The new week in Asia saw some follow through from Friday’s poor showing in US equities and the brisk selloff of risk in the currency markets that accompanied it pushing the yen yet higher to start the week. With Asian equities faltering the yen was boosted by risk aversion and market chatter that Japanese exporters were aggressively buying the Japanese currency. Although volume seemed light with summer vacations in full swing, the USD/JPY lost almost 50 pips to touch lows near 85.70. EUR/JPY came close to hitting fresh eight week lows at 109.23, but fell short by a pip or two. The yen crosses lower theme saw lows of 75.95 in AUD/JPY, 82.05 in CAD/JPY, and 133.18 in the GBP/JPY. The Nikkei 225 was lower by almost 1% as the day wound down. A poor showing in Japanese GDP, which came in at 0.1% as opposed to the forecast of 0.6% cast a long shadow on the tone of the trade day.

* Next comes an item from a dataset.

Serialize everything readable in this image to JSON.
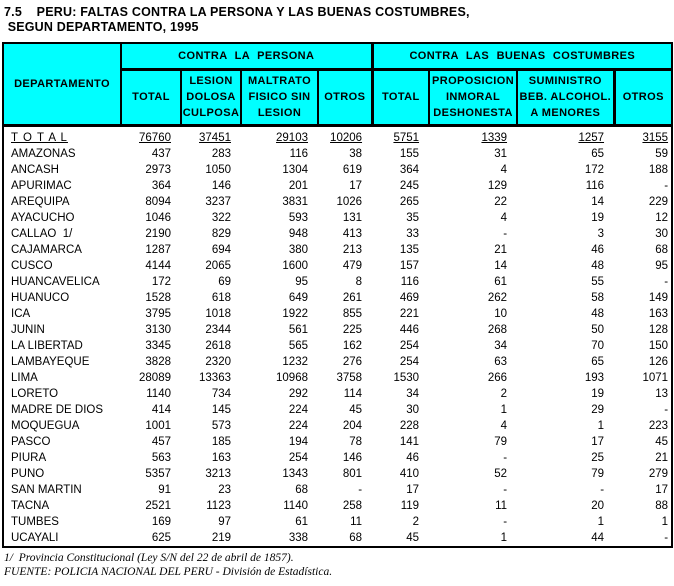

After melting almost 3 big figures from Friday’s Asian session, the EUR/USD finally found a bottom today at 1.2732, a low water mark for the month of August. The low was reversed by mid day however as bargain hunters brought the European currency back to level near 1.2790. The GBP/USD saw a complete reversal from lows of 1.5535, as it approached fresh session highs over 1.5610 late in the day. A strong opening in Chinese equities to the tune of +1.0% helped to turn the risk sentiment around for the day. XAU/USD posted gains of almost $5 to register fresh August highs near $1219.50 per ounce.

Tomorrow the RBA monetary policy meeting minutes should spark some excitement into the markets early in the day followed by a speech by RBA Governor Stevens to close out the session.